Bovendien wijzen wij erop dat er bovenop het CAO-akkoord mede op uw verzoek op een aantal belangrijke dossiers nadere afspraken zijn gemaakt. Daarbij kan onder meer gedacht worden aan:

- De extra opleidingsinspanning voor eigen personeel niet beperken tot de middelen uit het Schaarsteoffensief;

- Het creëren van tussenschalen in de functiefamilie Verpleging en Verzorging, waardoor er loopbaanmogelijkheden komen voor de uitvoerende all round verpleegkundigen;

- Het op een aantal punten uitbreiden van de compensatieregeling voor IZA/AZ;

- Als één van de weinige sectoren het met u afsluiten van een Arboplusconvenant voor een termijn van drie jaar;
- Ten aanzien van de aanwending van resterende arbeidsmarktmiddelen vanaf 2005 zijn uw wensen gevolgd met betrekking tot de zeggenschap en de daarbij te hanteren constructie.

Conclusie: Vanwege belasting voor de organisatie van de in de CAO 2002-2004 en daarna met u gemaakte afspraken, is er voorlopig geen behoefte aan nieuwe afspraken.

Wat betekenen bovenstaande conclusies voor de VAZ inzet voor de komende CAO?

Hoewel hier alle aanleiding toe bestaat, zien wij vooralsnog af van het doen van reeds door ons geïnventariseerde voorstellen tot versobering van rechtspositie, arbeidsvoorwaarden en voorzieningen, en zijn we bereid uit te gaan van de nullijn. Dit in het besef dat onze medewerkers ook geconfronteerd worden met diverse verslechteringen voortvloeiend uit het kabinetsbeleid, het Pensioenakkoord ABP en het Najaarsakkoord.

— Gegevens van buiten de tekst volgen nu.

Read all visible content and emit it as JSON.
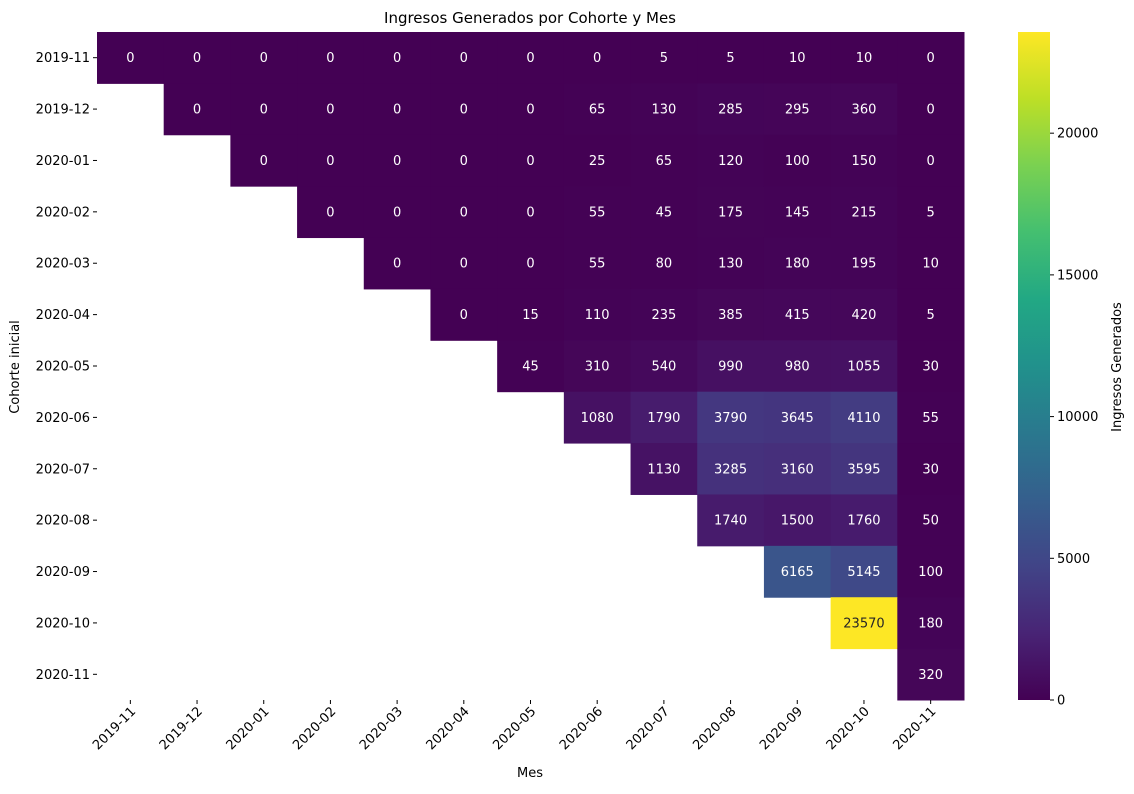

In het kader van bovenstaande conclusies, en in het kader van het Najaarsakkoord voor 2004 en 2005, wensen wij de huidige CAO voort te zetten zonder materiële verbeteringen.
Daarbij willen wij de volgende afspraken met u maken:

Looptijd:
De VAZ is voorstander van verlenging van de huidige CAO tot 1 januari 2006. Deze termijn sluit aan bij de financiële situatie, en bij de kabinetsverklaring bij het Najaarsakkoord waarbij wordt uitgegaan van de nullijn voor 2004 en 2005 voor de collectieve sector.

Sociale Zekerheid:
De in het Najaarsakkoord gemaakte afspraken over het tweede ziektejaar wensen wij op te nemen in de CAO. In deze verwijzen wij naar onze concrete voorstellen, die wij in de LOAZ werkgroep Sociale Zekerheid hebben uitgewisseld.

Studieafspraak:

Een studie naar prépensioen en levensloop, waarbij ook de huidige drie seniorenregelingen worden betrokken, die eindigen op 1 april 2007, nadat overeenstemming is bereikt op landelijk

niveau tussen kabinet en sociale partners over de fiscale behandeling van VUT/Prépensioen en levensloop, en eventuele overgangsmaatregelen. Mede afhankelijk van hoe de levensloopregeling eruit gaat zien, wensen wij in deze studie ook andere thans voorkomende verlofvormen te betrekken.

Voorbehoud m.b.t. voorstellen tot versobering
De VAZ behoudt zich uitdrukkelijk het recht voor om tijdens de onderhandelingen met nieuwe en/of gewijzigde voorstellen te komen. Wanneer van uw zijde geen bereidheid blijkt om binnen de door ons genoemde kaders tot afspraken te komen, dan behouden wij ons het recht voor om in de loop van de onderhandelingen alsnog voorstellen tot versobering in te dienen. Dit om recht te doen aan de moeilijke financiële situatie, waarvoor wij ons gesteld zien, en het zoveel als mogelijk voorkomen van negatieve sociale consequenties op het terrein van werkgelegenheid.

Wij hopen en vertrouwen erop dat het zover niet hoeft te komen.